TheCorporateCounsel.net

August 31, 2021

Insider Trading: Big Exec Sales are a Red Flag for Class Actions

Watchdog Research recently reported the results of its analysis of trading by public company executives, which indicated that there’s a correlation between executives dumping large amounts of stock and subsequent securities class action filings.  While acknowledging that executives often sell some stock to support their lifestyle, Watchdog assigned a “red flag” to sales involving more than 50% of an executive’s holdings or sales of more than $500K by either the CEO or the CFO.  Here’s what they concluded from analyzing those red flag transactions & class action filings over a five-year period:

In our analysis we found that red-flag insider sales nearly doubled the probability that a company would be subject to a securities class action lawsuit in the following year. Interestingly, this correlation between insider sales and securities class actions is significantly weaker if you look at events in the same calendar year. A red-flag insider sale only increases the probability of having a Securities Class Action during the same calendar year by a factor of 1.35.

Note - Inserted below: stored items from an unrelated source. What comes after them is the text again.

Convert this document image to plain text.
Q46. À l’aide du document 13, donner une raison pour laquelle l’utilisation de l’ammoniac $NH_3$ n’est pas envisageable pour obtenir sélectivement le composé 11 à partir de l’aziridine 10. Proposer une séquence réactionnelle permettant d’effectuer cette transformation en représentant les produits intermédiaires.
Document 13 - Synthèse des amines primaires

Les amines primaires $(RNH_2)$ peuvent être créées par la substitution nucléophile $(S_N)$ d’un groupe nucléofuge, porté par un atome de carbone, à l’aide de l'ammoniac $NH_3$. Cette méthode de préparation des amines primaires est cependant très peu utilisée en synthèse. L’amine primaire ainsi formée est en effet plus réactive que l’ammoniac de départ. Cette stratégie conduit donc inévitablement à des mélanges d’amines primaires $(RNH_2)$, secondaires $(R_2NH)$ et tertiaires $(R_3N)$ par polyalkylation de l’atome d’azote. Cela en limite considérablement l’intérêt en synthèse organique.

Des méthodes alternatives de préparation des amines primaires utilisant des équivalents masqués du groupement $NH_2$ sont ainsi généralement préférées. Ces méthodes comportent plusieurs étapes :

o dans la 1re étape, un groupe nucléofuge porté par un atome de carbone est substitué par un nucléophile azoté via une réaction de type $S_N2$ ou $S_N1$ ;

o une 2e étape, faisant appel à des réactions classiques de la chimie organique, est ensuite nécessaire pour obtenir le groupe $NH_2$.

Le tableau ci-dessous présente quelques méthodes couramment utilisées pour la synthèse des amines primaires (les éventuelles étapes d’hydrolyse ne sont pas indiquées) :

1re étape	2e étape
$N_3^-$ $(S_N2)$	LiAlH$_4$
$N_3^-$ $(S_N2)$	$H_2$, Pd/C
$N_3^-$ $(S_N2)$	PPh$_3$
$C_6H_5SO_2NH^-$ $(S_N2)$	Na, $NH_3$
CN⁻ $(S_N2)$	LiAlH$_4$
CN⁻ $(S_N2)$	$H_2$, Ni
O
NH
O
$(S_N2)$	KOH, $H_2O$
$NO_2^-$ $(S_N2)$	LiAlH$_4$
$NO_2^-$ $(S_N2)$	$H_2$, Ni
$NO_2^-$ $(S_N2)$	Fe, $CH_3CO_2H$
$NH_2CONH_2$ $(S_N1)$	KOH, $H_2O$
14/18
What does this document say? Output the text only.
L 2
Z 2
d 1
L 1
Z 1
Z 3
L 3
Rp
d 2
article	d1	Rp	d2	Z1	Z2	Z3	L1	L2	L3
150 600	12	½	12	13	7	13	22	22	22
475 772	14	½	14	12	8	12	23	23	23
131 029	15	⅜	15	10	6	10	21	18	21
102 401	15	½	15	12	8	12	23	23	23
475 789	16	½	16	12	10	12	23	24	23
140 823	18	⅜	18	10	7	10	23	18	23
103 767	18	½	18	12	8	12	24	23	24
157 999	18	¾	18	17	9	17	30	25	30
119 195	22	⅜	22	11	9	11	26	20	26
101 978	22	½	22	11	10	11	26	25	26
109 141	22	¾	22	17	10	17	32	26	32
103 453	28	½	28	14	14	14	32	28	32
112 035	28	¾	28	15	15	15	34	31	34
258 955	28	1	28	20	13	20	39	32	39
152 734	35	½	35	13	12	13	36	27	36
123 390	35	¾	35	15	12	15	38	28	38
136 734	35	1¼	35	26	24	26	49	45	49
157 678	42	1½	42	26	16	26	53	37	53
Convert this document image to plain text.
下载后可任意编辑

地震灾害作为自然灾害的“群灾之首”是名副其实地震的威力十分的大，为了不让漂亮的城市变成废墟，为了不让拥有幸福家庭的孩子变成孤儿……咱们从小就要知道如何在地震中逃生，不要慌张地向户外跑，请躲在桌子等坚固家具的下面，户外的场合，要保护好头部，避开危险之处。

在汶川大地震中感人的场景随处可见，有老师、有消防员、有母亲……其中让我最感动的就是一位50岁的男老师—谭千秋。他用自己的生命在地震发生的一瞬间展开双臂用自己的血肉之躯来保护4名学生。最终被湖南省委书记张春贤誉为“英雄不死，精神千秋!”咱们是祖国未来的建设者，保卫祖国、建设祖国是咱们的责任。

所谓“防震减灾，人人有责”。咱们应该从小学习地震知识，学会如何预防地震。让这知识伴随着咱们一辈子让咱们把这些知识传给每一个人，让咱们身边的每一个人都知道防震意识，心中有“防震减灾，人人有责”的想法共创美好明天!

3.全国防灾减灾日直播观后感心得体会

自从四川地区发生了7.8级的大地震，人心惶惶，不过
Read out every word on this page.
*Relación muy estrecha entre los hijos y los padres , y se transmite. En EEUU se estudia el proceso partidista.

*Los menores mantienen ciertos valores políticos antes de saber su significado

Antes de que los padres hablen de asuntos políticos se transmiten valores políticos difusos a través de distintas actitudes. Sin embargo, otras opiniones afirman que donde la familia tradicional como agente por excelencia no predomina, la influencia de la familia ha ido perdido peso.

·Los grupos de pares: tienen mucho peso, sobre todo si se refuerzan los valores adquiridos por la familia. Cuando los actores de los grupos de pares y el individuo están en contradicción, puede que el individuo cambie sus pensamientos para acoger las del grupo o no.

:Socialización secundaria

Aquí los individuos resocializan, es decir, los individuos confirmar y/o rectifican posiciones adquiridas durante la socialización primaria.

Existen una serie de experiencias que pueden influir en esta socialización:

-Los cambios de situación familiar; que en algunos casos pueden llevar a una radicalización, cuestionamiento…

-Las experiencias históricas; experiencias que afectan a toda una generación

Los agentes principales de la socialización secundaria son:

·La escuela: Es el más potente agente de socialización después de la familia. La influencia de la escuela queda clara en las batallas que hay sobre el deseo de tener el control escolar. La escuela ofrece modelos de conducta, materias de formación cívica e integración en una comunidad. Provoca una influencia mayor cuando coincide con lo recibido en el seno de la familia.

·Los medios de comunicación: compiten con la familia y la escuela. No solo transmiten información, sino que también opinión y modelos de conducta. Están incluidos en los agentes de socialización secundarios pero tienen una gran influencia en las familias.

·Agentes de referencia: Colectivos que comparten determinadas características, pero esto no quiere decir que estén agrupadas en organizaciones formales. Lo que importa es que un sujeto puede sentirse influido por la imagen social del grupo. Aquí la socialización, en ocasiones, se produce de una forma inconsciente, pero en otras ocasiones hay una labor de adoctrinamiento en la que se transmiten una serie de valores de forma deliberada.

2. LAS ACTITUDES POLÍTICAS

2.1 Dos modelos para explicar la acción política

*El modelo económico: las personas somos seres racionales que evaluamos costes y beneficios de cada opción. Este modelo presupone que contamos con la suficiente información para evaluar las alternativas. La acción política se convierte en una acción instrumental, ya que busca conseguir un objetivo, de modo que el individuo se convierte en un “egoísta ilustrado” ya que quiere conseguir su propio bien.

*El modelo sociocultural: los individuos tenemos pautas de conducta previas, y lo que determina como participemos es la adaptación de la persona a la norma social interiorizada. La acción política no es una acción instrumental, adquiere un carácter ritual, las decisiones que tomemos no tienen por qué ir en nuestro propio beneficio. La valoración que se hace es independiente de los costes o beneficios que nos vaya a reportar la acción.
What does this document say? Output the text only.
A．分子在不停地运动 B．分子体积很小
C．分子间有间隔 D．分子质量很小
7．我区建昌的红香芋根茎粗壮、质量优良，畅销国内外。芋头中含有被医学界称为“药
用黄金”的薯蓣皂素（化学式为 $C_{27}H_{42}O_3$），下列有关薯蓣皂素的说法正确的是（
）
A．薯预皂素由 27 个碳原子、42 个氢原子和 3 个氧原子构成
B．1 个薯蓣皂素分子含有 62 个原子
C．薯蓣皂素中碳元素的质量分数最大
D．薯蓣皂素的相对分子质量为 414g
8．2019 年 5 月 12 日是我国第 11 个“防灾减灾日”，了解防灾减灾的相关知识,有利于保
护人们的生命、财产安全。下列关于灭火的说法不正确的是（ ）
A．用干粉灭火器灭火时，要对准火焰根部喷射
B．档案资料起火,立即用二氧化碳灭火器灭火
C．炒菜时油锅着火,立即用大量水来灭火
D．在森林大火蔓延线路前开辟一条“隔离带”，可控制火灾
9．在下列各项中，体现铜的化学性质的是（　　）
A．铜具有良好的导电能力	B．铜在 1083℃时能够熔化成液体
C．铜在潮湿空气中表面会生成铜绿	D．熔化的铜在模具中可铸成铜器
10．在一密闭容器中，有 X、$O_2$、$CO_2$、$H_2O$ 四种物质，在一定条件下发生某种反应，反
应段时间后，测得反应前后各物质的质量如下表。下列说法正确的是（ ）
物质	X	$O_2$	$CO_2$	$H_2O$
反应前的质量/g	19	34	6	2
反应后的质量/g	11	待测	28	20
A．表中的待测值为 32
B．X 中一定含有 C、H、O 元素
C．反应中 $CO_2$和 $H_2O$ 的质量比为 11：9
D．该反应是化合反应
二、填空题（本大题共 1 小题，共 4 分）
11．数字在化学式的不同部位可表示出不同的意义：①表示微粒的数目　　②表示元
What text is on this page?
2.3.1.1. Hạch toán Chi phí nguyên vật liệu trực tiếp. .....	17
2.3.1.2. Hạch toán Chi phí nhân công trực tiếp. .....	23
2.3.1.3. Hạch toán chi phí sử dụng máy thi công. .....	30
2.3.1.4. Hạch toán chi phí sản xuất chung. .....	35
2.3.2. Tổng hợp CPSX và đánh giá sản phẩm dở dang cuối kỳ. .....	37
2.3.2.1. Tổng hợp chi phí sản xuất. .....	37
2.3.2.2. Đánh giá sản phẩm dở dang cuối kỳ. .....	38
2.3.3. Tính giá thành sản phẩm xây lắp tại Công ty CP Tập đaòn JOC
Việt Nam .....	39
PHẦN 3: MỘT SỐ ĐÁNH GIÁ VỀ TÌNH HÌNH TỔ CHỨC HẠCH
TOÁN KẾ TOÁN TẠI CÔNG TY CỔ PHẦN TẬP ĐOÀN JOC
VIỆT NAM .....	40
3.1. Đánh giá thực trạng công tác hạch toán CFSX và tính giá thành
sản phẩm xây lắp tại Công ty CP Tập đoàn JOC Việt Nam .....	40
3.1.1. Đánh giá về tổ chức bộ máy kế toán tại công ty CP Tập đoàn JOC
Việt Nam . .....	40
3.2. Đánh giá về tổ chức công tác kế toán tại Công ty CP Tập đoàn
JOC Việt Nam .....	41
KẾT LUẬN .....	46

This disparity in risk between the year the trade is made, and the year following the trade means that the correlation is not simply due to the fact that both red flag insider sales and securities litigation disproportionately affects large companies. The fact that the association between insider sales and securities litigation grows stronger over time has troubling implications. It indicates that executives may be trading on material information concerning potential adverse events as much as a year before that information reaches the public.